Un’immagine dimenticata, tornata con il sole che illuminava i molti lavaggi della maglietta azzurra di Giulio, e i suoi occhi, e i suoi occhiali.
Guardavo i suoi occhiali io, mentre lui, girandosi leggermente, mi chiedeva di indovinare cosa avesse dentro lo zaino.
I suoi occhiali, già: gli hanno insegnato ad aggiustare la stanghetta destra con lo scotch, sono mesi che va avanti così, la stanghetta però, ogni tanto si ribella e rende ancora più precario il suo sguardo… ma forse questo lo sto pensando ora, perché so.
– Allora me lo dici o no? Cosa c’è nel mio zaino?, mi ha chiesto nuovamente, sempre girato, con lo zaino strapieno.
– Non saprei. Oggi è l’ultimo giorno di scuola, giusto?
– Ho i regali per i compagni. Poi parto, non li vedo più…
– Come parti? Per andare dove?
– Non lo so, neanche Emilia lo sa.
So bene dove vai, ho pensato.

Eccola Emilia. Lo stava aspettando con il motore acceso e con suo figlio Francesco, che va all’asilo. Ho acceso una sigaretta guardandola, ma più che di fumare avevo voglia di dire cose cattive a quella donna.
Per dieci mesi Giulio è stato il fratello maggiore del piccolo Francesco, e io, dal piano di sotto li sentivo giocare, sentivo Francesco correre e Giulio cantare, ed ero contenta di quell’allegria oltre il soffitto. Ma ero anche contenta di non essere come la vicina della mia infanzia che terrorizzava mia madre: Vado dall’amministratore, sentirà le sue, cara signora. Mia madre, che mi costringeva a usare i feltri sul pavimento incerato, e guai se il volume della radio era un po’ più alto, respingeva sempre le mie ragioni. Quando diventai più grande, se la incalzavo si torturava il mento con la mano, Se ci fosse tuo padre non avresti il coraggio di dire questo, sibilava. Per lei, io esagero sempre. Cumuli di ghiaccio, fra noi.

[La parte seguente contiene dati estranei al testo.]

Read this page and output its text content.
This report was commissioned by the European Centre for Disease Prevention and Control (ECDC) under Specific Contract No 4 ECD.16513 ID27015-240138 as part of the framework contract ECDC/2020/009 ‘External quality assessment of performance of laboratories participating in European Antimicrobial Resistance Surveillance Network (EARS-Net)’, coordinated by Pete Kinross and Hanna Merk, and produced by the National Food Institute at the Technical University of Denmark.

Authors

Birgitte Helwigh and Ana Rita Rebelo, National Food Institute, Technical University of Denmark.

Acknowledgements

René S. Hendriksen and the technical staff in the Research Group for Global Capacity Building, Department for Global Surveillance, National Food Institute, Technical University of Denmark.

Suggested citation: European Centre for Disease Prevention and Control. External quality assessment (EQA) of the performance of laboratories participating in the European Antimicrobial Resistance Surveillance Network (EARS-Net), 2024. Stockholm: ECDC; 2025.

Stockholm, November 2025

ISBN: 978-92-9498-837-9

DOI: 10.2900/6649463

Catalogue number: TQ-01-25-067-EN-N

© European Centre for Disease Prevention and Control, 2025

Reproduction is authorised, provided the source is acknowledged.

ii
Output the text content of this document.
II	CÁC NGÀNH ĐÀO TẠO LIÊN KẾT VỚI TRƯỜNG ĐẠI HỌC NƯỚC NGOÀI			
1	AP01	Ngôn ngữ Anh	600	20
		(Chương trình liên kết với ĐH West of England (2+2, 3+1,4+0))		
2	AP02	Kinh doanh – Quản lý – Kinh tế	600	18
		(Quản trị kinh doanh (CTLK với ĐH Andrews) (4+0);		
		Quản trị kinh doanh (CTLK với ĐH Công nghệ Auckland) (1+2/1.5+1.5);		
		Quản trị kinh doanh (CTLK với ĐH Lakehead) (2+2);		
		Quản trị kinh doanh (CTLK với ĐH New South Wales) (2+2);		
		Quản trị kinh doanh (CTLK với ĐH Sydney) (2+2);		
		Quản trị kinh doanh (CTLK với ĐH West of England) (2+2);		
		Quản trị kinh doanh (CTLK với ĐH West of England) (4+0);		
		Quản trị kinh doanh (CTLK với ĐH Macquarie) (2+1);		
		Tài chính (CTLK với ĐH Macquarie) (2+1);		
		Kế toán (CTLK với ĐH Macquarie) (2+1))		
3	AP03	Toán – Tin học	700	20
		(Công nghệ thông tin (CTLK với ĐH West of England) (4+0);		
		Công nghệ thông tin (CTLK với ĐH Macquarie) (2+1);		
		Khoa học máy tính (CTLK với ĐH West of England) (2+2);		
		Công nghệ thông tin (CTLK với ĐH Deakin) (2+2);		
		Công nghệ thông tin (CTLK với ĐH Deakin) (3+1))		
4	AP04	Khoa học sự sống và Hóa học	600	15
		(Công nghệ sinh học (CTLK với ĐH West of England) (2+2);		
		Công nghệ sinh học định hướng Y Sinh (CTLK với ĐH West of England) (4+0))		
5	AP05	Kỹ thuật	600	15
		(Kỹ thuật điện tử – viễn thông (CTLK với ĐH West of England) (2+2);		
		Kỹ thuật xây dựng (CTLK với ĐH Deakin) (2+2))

Ma per Giulio è molto peggio, cazzo.
Ora che Emilia aspetta un altro figlio per Giulio non c’è più posto. La casa, dice Emilia, è troppo piccola. Giulio, ragazzino usa e getta.
Giulio, dalla prossima destinazione sconosciuta: altra casa, una casa famiglia, stavolta. Spero tu sia più fortunato, piccolo.
Quando Giulio, in ascensore, mi aveva detto, cercando di aggiustare quello strazio di stanghetta – Ora che arriva un fratellino a Francesco non mi possono più tenere -, non ci avevo creduto. Aveva ricacciato in tasca il rotolino di scotch: non gli era riuscito proprio un bel lavoro.
La portinaia che sa tutto, perché – secondo me – origlia alle porte (è stata lei a dire a tutto il condominio che mio marito se n’è andato) però ha confermato. Giulio è stato un bambino usa e getta.
Mancava un particolare: la data di partenza. Ora c’è anche quella. Ultimo giorno di scuola, ultimo giorno nella famiglia che aveva bisogno di un figlio tappabuchi.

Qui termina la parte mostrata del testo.